I didn’t personally know any of the students who were killed in the shooting on February fourteenth, but I often think about that rabbit and that bitter cold morning. It’s June as I write this. The air is warm and humid. A red breasted robin has built a nest outside my office window. Two days ago, her chicks finally hatched and now I spend my mornings, when I should be writing, just watching her feed them. She must be used to my presence, because she doesn’t fly away when I approach, but only sits with her chicks and eyes me warily, as if I might, or might not, portend her destruction.
I like this – a lot. The image of the dead rabbit works well as a metaphor for the kind of helplessness associated with what went down. You also have some very characteristic bits – including the parking permit/ambulance sentence, which work really well. I think the length is just fine, as everything is cohesive and ties together well. Your limited personal description (of your space, and your habits) is well-done also; if you had given more, we might be distracted from what you are really telling us. I really don’t have any negative commentary – though I guess maybe this reads as a journal entry. Don’t know if any of this was helpful, but it certainly is good to stay involved with this group. I’m looking forward to what happens next.
_C
With just a few minor exceptions, I like the fact that this speaks to a broader audience than just people who know you or who happen to attend NIU. That outside perspective was the lens that I tried to read this through. With that said, the only times that additional outside knowledge may have been required is when you talk about the parking passes and in not really describing Cole Hall or any specifics of the tragedy.

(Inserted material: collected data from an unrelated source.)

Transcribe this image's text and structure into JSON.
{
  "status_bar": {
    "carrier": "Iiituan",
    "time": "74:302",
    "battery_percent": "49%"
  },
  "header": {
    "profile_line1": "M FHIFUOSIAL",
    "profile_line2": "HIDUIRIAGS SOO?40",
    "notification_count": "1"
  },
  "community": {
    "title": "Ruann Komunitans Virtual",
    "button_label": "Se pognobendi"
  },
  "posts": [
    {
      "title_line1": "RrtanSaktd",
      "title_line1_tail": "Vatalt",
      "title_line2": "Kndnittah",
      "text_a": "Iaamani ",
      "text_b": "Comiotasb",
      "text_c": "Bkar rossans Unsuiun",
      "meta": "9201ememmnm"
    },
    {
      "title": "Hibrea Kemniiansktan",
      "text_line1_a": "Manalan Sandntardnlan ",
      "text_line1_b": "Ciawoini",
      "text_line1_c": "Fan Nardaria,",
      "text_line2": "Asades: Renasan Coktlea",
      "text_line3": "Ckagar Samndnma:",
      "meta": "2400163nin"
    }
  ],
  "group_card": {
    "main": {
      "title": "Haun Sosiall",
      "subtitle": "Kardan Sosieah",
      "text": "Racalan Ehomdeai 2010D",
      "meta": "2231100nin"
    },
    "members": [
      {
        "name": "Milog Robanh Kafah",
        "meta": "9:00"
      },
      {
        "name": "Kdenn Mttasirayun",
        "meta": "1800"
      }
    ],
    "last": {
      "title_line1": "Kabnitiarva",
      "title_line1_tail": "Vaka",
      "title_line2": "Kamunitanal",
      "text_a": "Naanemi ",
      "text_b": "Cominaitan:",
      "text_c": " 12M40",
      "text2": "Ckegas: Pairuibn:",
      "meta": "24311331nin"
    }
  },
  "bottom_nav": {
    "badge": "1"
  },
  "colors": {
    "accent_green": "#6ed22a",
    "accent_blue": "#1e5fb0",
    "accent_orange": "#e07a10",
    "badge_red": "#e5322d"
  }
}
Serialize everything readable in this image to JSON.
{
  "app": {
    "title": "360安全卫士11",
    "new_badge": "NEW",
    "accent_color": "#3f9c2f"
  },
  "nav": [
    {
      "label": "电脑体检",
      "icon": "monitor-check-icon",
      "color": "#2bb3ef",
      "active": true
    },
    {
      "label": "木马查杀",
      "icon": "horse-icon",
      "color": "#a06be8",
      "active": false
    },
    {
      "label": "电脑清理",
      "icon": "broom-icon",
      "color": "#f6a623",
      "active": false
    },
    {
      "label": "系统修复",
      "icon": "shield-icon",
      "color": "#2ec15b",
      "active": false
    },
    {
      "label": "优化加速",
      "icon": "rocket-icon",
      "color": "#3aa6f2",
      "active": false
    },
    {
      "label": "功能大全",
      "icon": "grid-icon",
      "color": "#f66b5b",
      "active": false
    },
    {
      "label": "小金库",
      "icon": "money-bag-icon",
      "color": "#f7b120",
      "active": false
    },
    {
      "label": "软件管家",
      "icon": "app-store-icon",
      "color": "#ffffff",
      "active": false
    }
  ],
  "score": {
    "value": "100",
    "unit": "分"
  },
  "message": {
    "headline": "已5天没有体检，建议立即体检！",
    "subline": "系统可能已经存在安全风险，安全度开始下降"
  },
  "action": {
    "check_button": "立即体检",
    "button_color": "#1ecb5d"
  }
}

One thing that I got from this, and I don’t know if this was intentional or not, resembled somewhat of a sense of guilt. I know the “experts” that came in and spoke to us said that it’s not uncommon for people to have feelings of guilt (even if it’s completely unwarranted) associated with traumatic events such as this. In some ways, I felt like that was kind of the focal point of the essay – maybe not necessarily that one event caused the other, per se, but that a part of you feels like you should have somehow seen it coming. I wonder if that might be something worth exploring somewhat as you continue to develop this.
You have a unique perspective and a unique voice – I’m just trying to help determine what exactly it is that allows this to connect to the reader (which it does) so that you can develop that element further. Nonetheless, I enjoyed reading this – from both the perspective of someone with background knowledge and my best assumption of someone without.